Limitations and When Not to Use This
The paper's applicability is constrained to real-valued prediction problems, leaving classification and structured prediction as open questions requiring different analytical techniques. The bounds depend on having accurate characterizations of model capacity and training data properties, which are often unknown or loose in practice—this limits how tight the guarantees are for complex, high-dimensional models like deep networks. The analysis assumes independent training on disjoint samples, which doesn't account for correlated errors that arise from shared inductive biases or architectural similarities between models. Additionally, the framework provides worst-case bounds that may be highly conservative, potentially overestimating disagreement and leading to unnecessarily restrictive hyperparameter choices in practice.
Research Context
This work sits at the intersection of ensemble methods, learning theory, and uncertainty quantification—building on classical results in PAC learning and empirical process theory.
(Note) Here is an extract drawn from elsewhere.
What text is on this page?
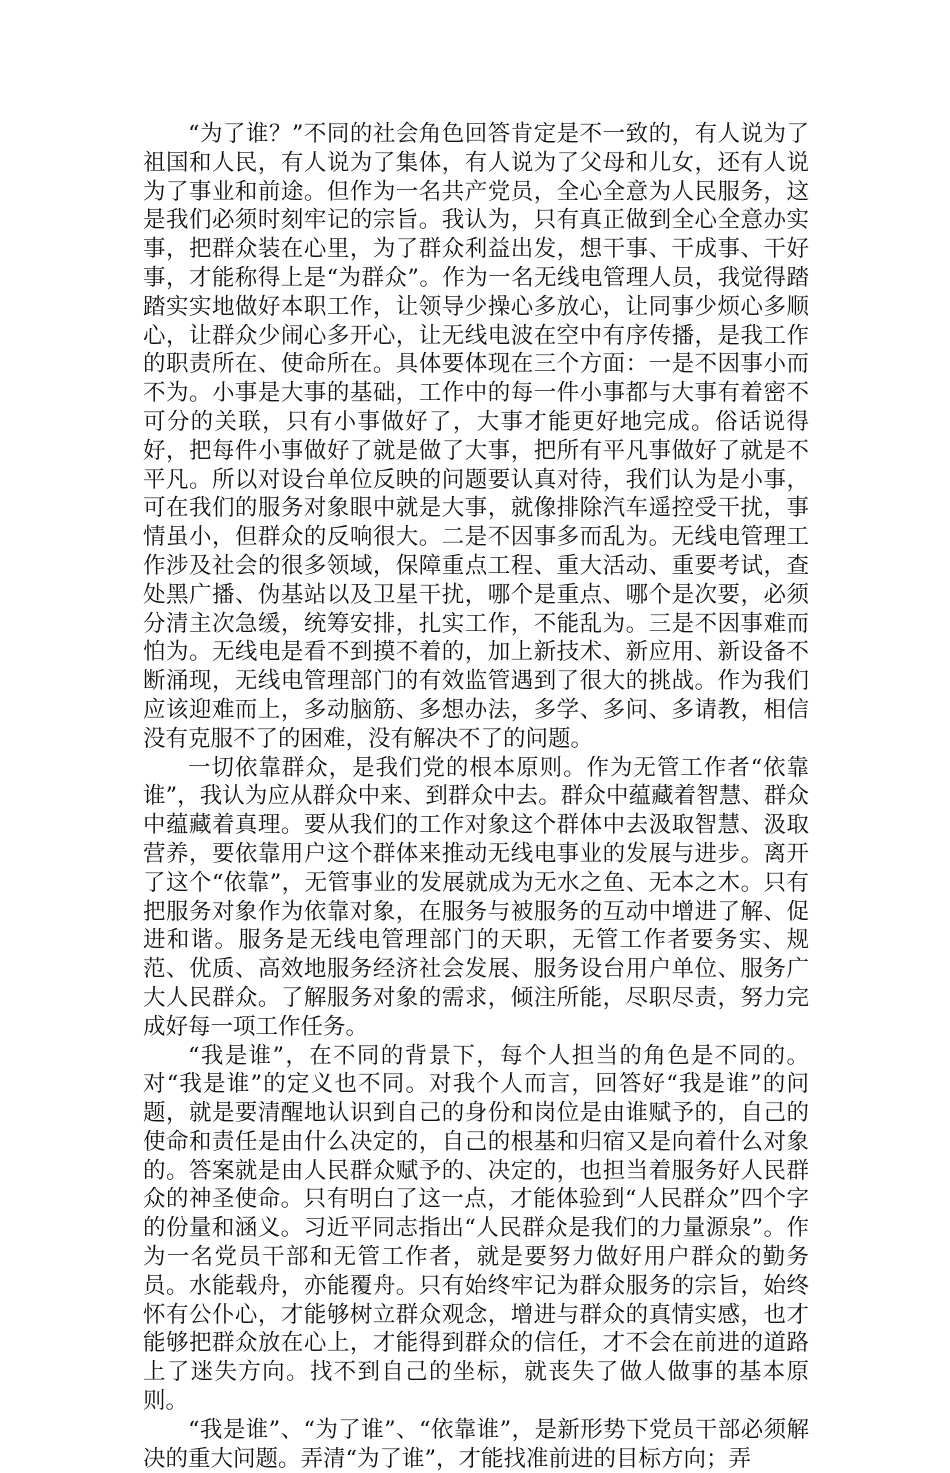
“为了谁？”不同的社会角色回答肯定是不一致的，有人说为了祖国和人民，有人说为了集体，有人说为了父母和儿女，还有人说为了事业和前途。但作为一名共产党员，全心全意为人民服务，这是我们必须时刻牢记的宗旨。我认为，只有真正做到全心全意办实事，把群众装在心里，为了群众利益出发，想干事、干成事、干好事，才能称得上是“为群众”。作为一名无线电管理人员，我觉得踏踏实实地做好本职工作，让领导少操心多放心，让同事少烦心多顺心，让群众少闹心多开心，让无线电波在空中有序传播，是我工作的职责所在、使命所在。具体要体现在三个方面：一是不因事小而不为。小事是大事的基础，工作中的每一件小事都与大事有着密不可分的关联，只有小事做好了，大事才能更好地完成。俗话说得好，把每件小事做好了就是做了大事，把所有平凡事做好了就是不平凡。所以对设台单位反映的问题要认真对待，我们认为是小事，可在我们的服务对象眼中就是大事，就像排除汽车遥控受干扰，事情虽小，但群众的反响很大。二是不因事多而乱为。无线电管理工作涉及社会的很多领域，保障重点工程、重大活动、重要考试，查处黑广播、伪基站以及卫星干扰，哪个是重点、哪个是次要，必须分清主次急缓，统筹安排，扎实工作，不能乱为。三是不因事难而怕为。无线电是看不到摸不着的，加上新技术、新应用、新设备不断涌现，无线电管理部门的有效监管遇到了很大的挑战。作为我们应该迎难而上，多动脑筋、多想办法，多学、多问、多请教，相信没有克服不了的困难，没有解决不了的问题。

一切依靠群众，是我们党的根本原则。作为无管工作者“依靠谁”，我认为应从群众中来、到群众中去。群众中蕴藏着智慧、群众中蕴藏着真理。要从我们的工作对象这个群体中去汲取智慧、汲取营养，要依靠用户这个群体来推动无线电事业的发展与进步。离开了这个“依靠”，无管事业的发展就成为无水之鱼、无本之木。只有把服务对象作为依靠对象，在服务与被服务的互动中增进了解、促进和谐。服务是无线电管理部门的天职，无管工作者要务实、规范、优质、高效地服务经济社会发展、服务设台用户单位、服务广大人民群众。了解服务对象的需求，倾注所能，尽职尽责，努力完成好每一项工作任务。

“我是谁”，在不同的背景下，每个人担当的角色是不同的。对“我是谁”的定义也不同。对我个人而言，回答好“我是谁”的问题，就是要清醒地认识到自己的身份和岗位是由谁赋予的，自己的使命和责任是由什么决定的，自己的根基和归宿又是向着什么对象的。答案就是由人民群众赋予的、决定的，也担当着服务好人民群众的神圣使命。只有明白了这一点，才能体验到“人民群众”四个字的份量和涵义。习近平同志指出“人民群众是我们的力量源泉”。作为一名党员干部和无管工作者，就是要努力做好用户群众的勤务员。水能载舟，亦能覆舟。只有始终牢记为群众服务的宗旨，始终怀有公仆心，才能够树立群众观念，增进与群众的真情实感，也才能够把群众放在心上，才能得到群众的信任，才不会在前进的道路上了迷失方向。找不到自己的坐标，就丧失了做人做事的基本原则。

“我是谁”、“为了谁”、“依靠谁”，是新形势下党员干部必须解决的重大问题。弄清“为了谁”，才能找准前进的目标方向；弄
It advances the literature on model disagreement which has grown in importance for out-of-distribution detection, active learning, and ensemble diversity. The anchoring technique is novel enough to potentially inspire new directions in multi-model analysis, particularly for understanding why and when independently trained models diverge despite identical architectures. The paper complements recent work on deep ensemble uncertainty but provides rigorous theoretical guarantees rather than empirical observations, filling a gap in the theoretical understanding of independent model training.